Saturday, March 7, 2020

IS A TEMPORARY DICHOTOMY EMERGING BETWEEN ESTABLISHMENT DATA AND HOUSEHOLD DATA REGARDING U.S. EMPLOYMENT?


Yesterday’s (Friday, March 6) release by the U.S. Bureau of Labor Statistics (BLS) of the change in total nonfarm payroll employment (seasonally adjusted) showed that the U.S. economy added approximately 273,000 jobs in February according to the establishment survey of employers.  (https://www.bls.gov/news.release/empsit.nr0.htm)  By contrast, the household survey from the BLS indicated that on a seasonally adjusted basis, the U.S. economy added about 45,000 jobs – a much smaller number.  (https://www.bls.gov/news.release/empsit.a.htm)  While the February 2020 establishment survey indicates at least some strength if not considerable strength in the U.S. labor market before the potential negative impact of the COVID-19 coronavirus begins to impact the data, the household survey casts some doubt on just how strong the labor market was. 

Readers should know that with data not seasonally adjusted, my calculations show using data from the household survey an increase in employment of more than one million jobs in February 2020, but the same was also true in 2018, 2019, and perhaps other earlier years (at least based on the initial releases of those times).  (Table A-1 in each of the following:  https://www.bls.gov/news.release/archives/empsit_03062020.htm, 
https://www.bls.gov/news.release/archives/empsit_03082019.htm, and
https://www.bls.gov/news.release/archives/empsit_03092018.htm)  Thus, the February 2020 increase with data not seasonally adjusted does not necessarily reflect unexpected strength in the labor market.  In fact, my calculations find that the February 2020 increase in employment from the BLS household survey was about 130,000 jobs less than the increase in February 2019 and more than 480,000 jobs less than the increase in February 2018.

Reviewing some seasonally adjusted data from 2020 and relatively recent years, the BLS household survey data indicate that the estimates of total U.S. employment from both January and February 2020 are less than the estimate from December 2019.  (series LNS12000000 available at:  https://data.bls.gov/cgi-bin/surveymost)  This is the first time since December 2008 and January and February 2009 that this happened!  It seems that in recent months, the change in employment indicated by the BLS establishment survey has been a more favorable measure of labor market conditions than the change from the household survey.  For example, the seasonally-adjusted household survey data accessed yesterday (March 6, 2020) show that total estimated employment in the U.S. fell in January 2019, March 2019, April 2019, November 2019, and January 2020.  The January 2019 estimated decrease reached nearly 200,000 jobs, and the March 2019 estimated decrease amounted to over 100,000 jobs.   No month in 2019 or 2020 showed a decrease in jobs in the establishment survey.  However, for February of 2019, the estimate from the establishment survey shows an increase of only about 1,000 jobs. 

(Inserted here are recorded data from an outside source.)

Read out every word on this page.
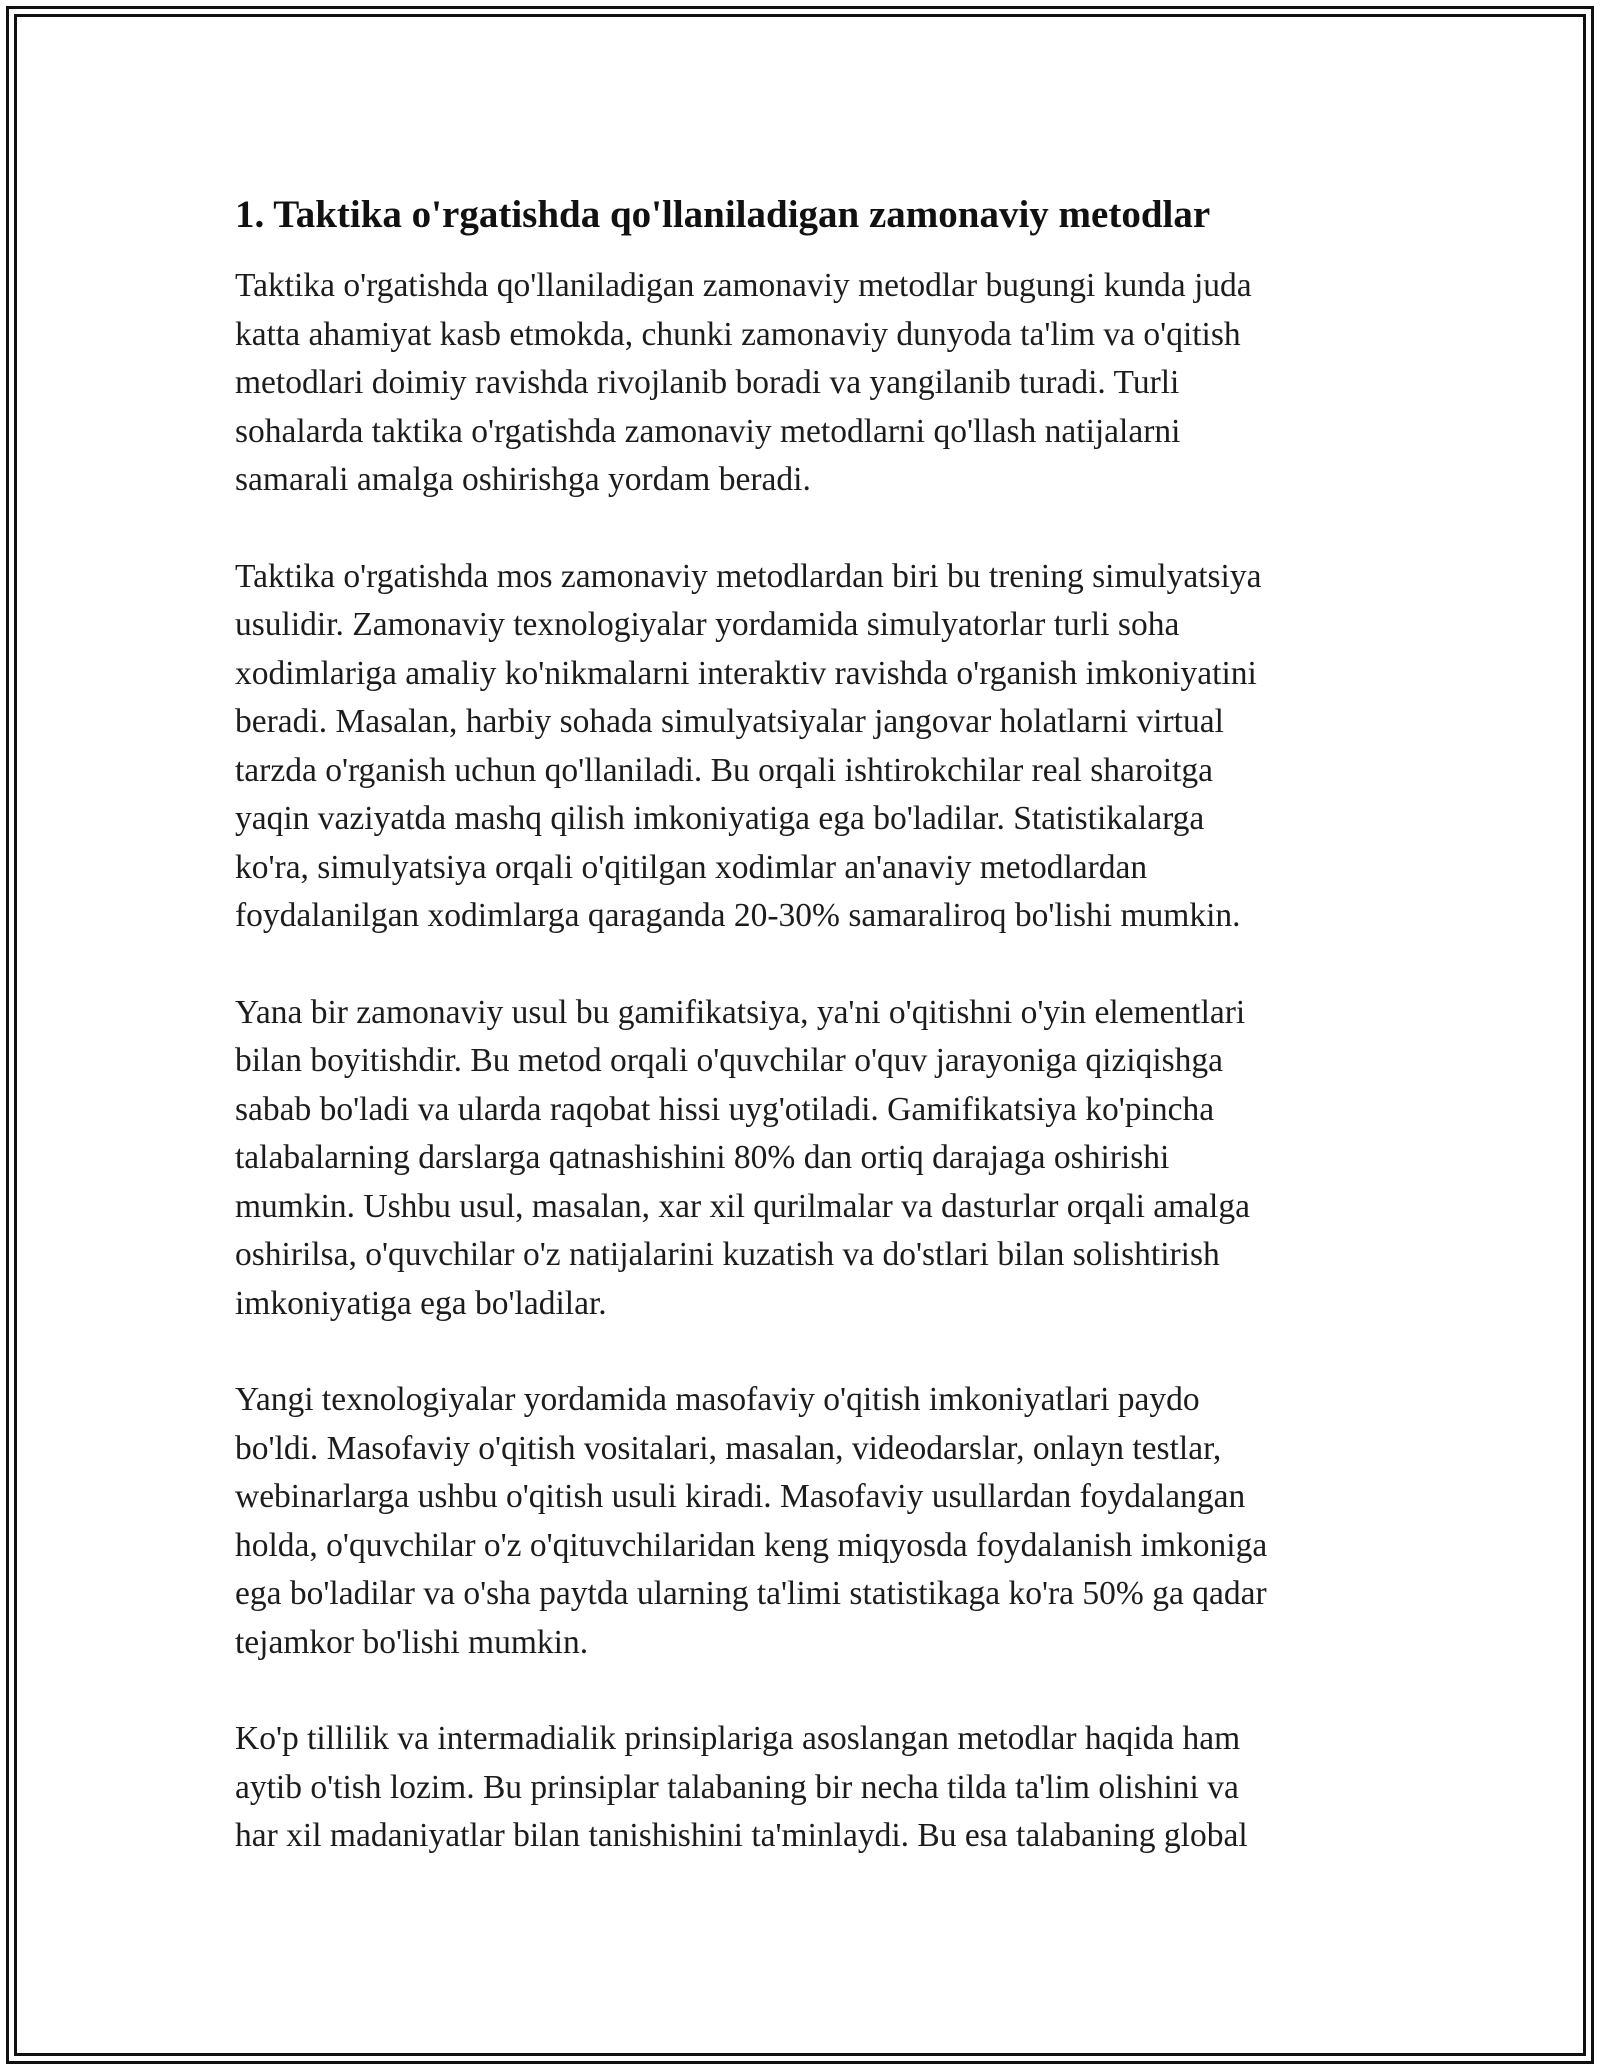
1. Taktika o'rgatishda qo'llaniladigan zamonaviy metodlar

Taktika o'rgatishda qo'llaniladigan zamonaviy metodlar bugungi kunda juda
katta ahamiyat kasb etmokda, chunki zamonaviy dunyoda ta'lim va o'qitish
metodlari doimiy ravishda rivojlanib boradi va yangilanib turadi. Turli
sohalarda taktika o'rgatishda zamonaviy metodlarni qo'llash natijalarni
samarali amalga oshirishga yordam beradi.

Taktika o'rgatishda mos zamonaviy metodlardan biri bu trening simulyatsiya
usulidir. Zamonaviy texnologiyalar yordamida simulyatorlar turli soha
xodimlariga amaliy ko'nikmalarni interaktiv ravishda o'rganish imkoniyatini
beradi. Masalan, harbiy sohada simulyatsiyalar jangovar holatlarni virtual
tarzda o'rganish uchun qo'llaniladi. Bu orqali ishtirokchilar real sharoitga
yaqin vaziyatda mashq qilish imkoniyatiga ega bo'ladilar. Statistikalarga
ko'ra, simulyatsiya orqali o'qitilgan xodimlar an'anaviy metodlardan
foydalanilgan xodimlarga qaraganda 20-30% samaraliroq bo'lishi mumkin.

Yana bir zamonaviy usul bu gamifikatsiya, ya'ni o'qitishni o'yin elementlari
bilan boyitishdir. Bu metod orqali o'quvchilar o'quv jarayoniga qiziqishga
sabab bo'ladi va ularda raqobat hissi uyg'otiladi. Gamifikatsiya ko'pincha
talabalarning darslarga qatnashishini 80% dan ortiq darajaga oshirishi
mumkin. Ushbu usul, masalan, xar xil qurilmalar va dasturlar orqali amalga
oshirilsa, o'quvchilar o'z natijalarini kuzatish va do'stlari bilan solishtirish
imkoniyatiga ega bo'ladilar.

Yangi texnologiyalar yordamida masofaviy o'qitish imkoniyatlari paydo
bo'ldi. Masofaviy o'qitish vositalari, masalan, videodarslar, onlayn testlar,
webinarlarga ushbu o'qitish usuli kiradi. Masofaviy usullardan foydalangan
holda, o'quvchilar o'z o'qituvchilaridan keng miqyosda foydalanish imkoniga
ega bo'ladilar va o'sha paytda ularning ta'limi statistikaga ko'ra 50% ga qadar
tejamkor bo'lishi mumkin.

Ko'p tillilik va intermadialik prinsiplariga asoslangan metodlar haqida ham
aytib o'tish lozim. Bu prinsiplar talabaning bir necha tilda ta'lim olishini va
har xil madaniyatlar bilan tanishishini ta'minlaydi. Bu esa talabaning global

Based on a comparison of data from 2018 and 2019, the difference (at least in terms of whether net jobs are added or lost) between the establishment survey and the household survey may be growing.  Only one month in the year 2018 had a decrease in estimated employment in either BLS survey, and that was in the household survey only.  I calculate from the data that estimated employment in the household survey fell by nearly 400,000 jobs in August 2018.  My understanding is that the BLS household survey is more volatile that the establishment survey.  Could the August 2018 BLS household survey decrease in employment be more of an outlier, while decreases in 2019 be part of a trend?

In light of more months recently where the BLS establishment survey reports an increase in jobs but the household survey reports a decrease, both with seasonally adjusted data, has a temporary dichotomy arisen in the household survey versus the establishment survey?  Are there conclusions to draw?  To the extent that the household survey results are accurate, they help to explain what some have described and as mentioned in my earlier blog entry (https://harrisonhartman.blogspot.com/2020/02/mixed-signals-about-us-economy-part-two.html) as a somewhat weak economic start to the new year.  Given the likely negative economic impact of the coronavirus, if the U.S. economy enters a short-term contraction or a recession in 2020, will this divergence in the two BLS employment surveys last? 

(Please note that subsequent data revisions may change the analysis in this blog entry.  Thank you for your understanding.)